Explain GLM Model Predictions Using SHAP Values

Creates a list that explains the beta values, and their corrections, of the ensemble IBLM model

Usage

explain_iblm(iblm_model, data, migrate_reference_to_bias = TRUE)

Arguments

iblm_model

An object of class 'iblm'. This should be output by `train_iblm_xgb()`

data

Data frame.

If you have used `split_into_train_validate_test()` this will be the "test" portion of your data.

migrate_reference_to_bias

Logical, migrate the beta corrections to the bias for reference levels? This applied to categorical vars only.
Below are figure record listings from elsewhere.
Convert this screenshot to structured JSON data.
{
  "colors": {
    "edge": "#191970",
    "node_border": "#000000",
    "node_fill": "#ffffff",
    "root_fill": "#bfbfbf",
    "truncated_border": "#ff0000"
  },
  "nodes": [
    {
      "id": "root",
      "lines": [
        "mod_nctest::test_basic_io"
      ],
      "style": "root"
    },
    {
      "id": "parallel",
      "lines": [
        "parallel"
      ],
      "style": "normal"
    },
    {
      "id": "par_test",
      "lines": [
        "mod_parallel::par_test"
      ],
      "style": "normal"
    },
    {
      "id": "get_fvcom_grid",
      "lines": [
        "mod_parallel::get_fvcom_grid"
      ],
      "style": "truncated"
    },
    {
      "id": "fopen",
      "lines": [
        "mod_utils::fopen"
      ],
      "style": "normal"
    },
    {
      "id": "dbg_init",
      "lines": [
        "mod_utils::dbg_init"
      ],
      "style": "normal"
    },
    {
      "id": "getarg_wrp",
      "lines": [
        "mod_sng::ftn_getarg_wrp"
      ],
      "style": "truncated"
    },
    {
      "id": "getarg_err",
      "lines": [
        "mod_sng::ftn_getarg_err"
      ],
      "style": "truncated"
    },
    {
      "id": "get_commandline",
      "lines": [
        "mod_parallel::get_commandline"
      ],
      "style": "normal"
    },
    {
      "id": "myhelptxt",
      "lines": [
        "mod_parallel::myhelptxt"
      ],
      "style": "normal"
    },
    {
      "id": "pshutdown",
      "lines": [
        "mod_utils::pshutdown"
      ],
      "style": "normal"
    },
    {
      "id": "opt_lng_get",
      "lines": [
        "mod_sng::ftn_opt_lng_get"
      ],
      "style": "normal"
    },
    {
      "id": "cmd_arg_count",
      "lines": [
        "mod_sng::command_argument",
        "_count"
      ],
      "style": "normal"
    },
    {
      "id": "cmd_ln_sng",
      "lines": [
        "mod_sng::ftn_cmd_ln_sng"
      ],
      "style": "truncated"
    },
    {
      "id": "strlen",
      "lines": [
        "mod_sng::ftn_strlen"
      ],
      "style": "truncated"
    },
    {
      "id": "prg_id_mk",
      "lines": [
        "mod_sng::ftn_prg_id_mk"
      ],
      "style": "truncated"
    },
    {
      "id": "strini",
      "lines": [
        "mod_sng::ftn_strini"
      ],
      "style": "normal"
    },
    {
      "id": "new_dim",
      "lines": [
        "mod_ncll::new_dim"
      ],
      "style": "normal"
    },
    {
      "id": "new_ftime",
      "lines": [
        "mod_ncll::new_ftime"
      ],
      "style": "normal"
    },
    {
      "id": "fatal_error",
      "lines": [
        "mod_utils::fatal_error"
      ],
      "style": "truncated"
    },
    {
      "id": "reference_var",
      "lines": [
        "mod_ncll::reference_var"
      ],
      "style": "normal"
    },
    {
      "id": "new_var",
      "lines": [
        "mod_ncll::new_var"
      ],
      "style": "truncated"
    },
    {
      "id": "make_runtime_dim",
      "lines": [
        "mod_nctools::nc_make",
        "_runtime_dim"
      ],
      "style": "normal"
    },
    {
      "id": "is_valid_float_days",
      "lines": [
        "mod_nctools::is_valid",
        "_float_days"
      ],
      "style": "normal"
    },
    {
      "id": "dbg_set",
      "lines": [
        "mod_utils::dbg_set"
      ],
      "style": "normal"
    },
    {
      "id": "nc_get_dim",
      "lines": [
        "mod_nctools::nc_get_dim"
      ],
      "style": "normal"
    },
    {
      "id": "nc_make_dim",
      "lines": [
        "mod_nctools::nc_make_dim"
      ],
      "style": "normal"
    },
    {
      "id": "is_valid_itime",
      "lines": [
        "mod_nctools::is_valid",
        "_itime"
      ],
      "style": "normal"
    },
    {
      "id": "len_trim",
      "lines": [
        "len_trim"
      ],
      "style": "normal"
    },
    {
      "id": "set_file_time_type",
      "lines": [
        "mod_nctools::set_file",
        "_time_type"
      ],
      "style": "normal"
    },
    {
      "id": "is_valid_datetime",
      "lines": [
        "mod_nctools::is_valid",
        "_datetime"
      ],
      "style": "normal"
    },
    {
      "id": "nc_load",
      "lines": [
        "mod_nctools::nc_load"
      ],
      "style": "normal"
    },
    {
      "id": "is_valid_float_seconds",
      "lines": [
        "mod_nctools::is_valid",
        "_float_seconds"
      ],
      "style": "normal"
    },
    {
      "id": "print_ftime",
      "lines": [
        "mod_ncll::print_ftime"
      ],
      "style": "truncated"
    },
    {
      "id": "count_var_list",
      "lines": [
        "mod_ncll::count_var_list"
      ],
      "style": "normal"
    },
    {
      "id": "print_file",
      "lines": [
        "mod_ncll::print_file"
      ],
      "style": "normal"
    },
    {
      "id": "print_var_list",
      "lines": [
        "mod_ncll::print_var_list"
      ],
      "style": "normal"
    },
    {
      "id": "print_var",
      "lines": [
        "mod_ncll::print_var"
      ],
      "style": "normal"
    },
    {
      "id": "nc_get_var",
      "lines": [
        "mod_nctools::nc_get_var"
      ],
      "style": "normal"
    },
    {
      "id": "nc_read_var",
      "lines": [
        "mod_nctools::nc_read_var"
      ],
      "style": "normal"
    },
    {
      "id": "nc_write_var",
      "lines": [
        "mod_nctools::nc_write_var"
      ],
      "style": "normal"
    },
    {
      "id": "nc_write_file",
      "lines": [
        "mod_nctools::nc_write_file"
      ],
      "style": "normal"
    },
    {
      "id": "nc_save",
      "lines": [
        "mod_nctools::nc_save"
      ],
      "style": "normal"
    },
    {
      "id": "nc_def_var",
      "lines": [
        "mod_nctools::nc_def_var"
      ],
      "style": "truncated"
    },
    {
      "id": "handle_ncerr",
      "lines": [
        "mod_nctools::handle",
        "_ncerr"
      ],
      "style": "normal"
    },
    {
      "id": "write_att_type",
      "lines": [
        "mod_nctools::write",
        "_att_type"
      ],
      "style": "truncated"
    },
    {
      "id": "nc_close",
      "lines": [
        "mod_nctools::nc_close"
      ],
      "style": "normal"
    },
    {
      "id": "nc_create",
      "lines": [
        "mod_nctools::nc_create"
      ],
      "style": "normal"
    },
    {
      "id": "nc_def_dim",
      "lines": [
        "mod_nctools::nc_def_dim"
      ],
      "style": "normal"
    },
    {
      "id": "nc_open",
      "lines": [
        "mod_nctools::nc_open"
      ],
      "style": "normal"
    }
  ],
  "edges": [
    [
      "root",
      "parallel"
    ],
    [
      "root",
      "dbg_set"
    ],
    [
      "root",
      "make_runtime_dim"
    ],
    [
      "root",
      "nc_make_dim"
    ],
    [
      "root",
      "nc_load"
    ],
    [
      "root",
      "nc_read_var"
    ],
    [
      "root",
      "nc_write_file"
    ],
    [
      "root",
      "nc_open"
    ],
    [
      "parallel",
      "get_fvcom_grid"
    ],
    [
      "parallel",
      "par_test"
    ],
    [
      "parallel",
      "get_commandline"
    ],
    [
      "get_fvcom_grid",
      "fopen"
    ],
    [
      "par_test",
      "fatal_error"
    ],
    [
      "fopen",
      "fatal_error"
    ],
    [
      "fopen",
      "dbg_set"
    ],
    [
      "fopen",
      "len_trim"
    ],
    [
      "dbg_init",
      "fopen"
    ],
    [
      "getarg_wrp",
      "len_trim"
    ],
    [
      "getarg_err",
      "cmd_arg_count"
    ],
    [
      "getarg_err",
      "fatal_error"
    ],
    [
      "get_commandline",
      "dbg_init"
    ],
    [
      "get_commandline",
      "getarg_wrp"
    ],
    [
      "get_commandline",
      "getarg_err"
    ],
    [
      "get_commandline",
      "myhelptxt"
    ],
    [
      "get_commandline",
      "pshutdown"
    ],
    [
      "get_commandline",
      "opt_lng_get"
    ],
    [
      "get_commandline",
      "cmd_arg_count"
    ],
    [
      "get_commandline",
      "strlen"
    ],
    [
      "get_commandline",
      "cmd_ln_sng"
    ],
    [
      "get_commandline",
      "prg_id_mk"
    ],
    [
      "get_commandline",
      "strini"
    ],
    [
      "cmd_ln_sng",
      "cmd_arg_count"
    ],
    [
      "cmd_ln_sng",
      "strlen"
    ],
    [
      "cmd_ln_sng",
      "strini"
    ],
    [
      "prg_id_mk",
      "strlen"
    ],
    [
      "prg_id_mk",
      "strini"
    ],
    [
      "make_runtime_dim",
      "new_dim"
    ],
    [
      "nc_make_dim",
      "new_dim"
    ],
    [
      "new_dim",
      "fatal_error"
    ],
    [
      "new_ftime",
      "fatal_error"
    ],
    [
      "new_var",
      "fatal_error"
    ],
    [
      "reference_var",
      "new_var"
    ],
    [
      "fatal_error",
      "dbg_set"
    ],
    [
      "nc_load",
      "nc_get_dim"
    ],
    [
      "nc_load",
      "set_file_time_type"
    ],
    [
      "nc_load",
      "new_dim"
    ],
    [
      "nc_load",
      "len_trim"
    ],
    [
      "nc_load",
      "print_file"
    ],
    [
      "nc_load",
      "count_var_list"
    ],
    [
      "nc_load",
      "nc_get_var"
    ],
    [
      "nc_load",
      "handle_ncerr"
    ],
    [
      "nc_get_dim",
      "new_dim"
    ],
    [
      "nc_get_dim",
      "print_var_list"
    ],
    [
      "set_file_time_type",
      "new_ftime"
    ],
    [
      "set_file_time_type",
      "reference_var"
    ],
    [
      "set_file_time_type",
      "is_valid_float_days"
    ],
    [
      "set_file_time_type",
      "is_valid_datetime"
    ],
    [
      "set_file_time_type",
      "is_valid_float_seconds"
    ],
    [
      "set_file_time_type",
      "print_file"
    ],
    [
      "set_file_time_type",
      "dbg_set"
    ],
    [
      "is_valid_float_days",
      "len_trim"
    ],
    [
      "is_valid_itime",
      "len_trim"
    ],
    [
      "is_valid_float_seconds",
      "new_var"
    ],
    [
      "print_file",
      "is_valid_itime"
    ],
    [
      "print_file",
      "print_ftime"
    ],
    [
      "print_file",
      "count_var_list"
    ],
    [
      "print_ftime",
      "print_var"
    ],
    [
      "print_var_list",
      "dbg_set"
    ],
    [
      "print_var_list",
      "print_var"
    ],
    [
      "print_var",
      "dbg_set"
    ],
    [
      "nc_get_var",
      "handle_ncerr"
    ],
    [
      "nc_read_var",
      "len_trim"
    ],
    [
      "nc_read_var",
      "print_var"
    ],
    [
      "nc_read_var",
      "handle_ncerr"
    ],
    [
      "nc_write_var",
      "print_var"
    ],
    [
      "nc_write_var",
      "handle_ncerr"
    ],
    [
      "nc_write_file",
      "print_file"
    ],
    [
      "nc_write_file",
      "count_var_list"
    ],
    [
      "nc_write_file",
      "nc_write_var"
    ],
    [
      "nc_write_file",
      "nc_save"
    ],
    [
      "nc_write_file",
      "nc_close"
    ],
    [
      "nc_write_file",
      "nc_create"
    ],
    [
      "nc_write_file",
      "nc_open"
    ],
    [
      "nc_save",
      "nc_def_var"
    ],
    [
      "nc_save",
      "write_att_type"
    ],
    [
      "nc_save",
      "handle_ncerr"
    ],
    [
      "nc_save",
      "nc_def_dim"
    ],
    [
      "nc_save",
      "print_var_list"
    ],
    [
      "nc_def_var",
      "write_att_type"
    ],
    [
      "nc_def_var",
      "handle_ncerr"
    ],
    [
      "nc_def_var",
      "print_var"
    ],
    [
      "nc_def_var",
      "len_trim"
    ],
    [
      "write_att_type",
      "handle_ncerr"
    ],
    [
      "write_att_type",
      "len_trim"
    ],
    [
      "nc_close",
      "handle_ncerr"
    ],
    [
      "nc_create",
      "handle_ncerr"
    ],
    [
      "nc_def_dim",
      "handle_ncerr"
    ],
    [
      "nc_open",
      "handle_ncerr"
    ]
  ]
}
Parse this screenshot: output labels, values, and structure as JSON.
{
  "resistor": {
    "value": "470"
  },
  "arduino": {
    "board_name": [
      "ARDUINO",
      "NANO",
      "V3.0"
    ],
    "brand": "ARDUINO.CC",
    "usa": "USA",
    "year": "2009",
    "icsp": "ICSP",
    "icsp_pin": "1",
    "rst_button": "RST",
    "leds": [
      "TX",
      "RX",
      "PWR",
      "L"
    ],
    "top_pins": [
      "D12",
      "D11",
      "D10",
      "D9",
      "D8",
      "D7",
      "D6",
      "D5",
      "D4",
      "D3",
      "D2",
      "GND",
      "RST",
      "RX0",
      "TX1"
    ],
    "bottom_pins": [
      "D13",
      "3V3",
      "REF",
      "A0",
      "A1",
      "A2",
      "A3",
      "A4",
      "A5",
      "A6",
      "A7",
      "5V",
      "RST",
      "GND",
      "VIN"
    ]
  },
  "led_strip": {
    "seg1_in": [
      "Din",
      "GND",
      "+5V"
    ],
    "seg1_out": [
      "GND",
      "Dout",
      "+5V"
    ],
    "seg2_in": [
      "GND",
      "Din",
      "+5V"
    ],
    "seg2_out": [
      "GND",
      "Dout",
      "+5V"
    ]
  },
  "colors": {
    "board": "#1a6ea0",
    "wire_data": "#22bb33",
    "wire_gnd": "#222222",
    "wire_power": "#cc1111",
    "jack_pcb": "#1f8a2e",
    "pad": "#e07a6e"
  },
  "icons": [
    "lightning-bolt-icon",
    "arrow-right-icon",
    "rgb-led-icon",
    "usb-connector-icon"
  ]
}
It is recommended to leave this setting on TRUE

Value

A list containing:

beta_corrected_scatter: Function to create scatter plots showing SHAP corrections vs variable values (see beta_corrected_scatter)
beta_corrected_density: Function to create density plots of SHAP corrections for variables (see beta_corrected_density)
bias_density: Function to create density plots of SHAP corrections migrated to bias (see bias_density)
overall_correction: Function to show global correction distributions (see overall_correction)
shap: Dataframe showing raw SHAP values of data records
beta_corrections: Dataframe showing beta corrections (in wide/one-hot format) of data records
data_beta_coeff: Dataframe showing beta coefficients of data records

Details

The following outputs are functions that can be called to create plots:

beta_corrected_scatter
beta_corrected_density
bias_density
overall_correction

For each of these, the key data arguments (e.g. data, shap, iblm_model) are already populated by `explain_iblm()`. When calling these functions output from `explain_iblm()` only key settings like variable names, colours...etc need populating.

Examples

df_list <- freMTPLmini |> split_into_train_validate_test(seed = 9000)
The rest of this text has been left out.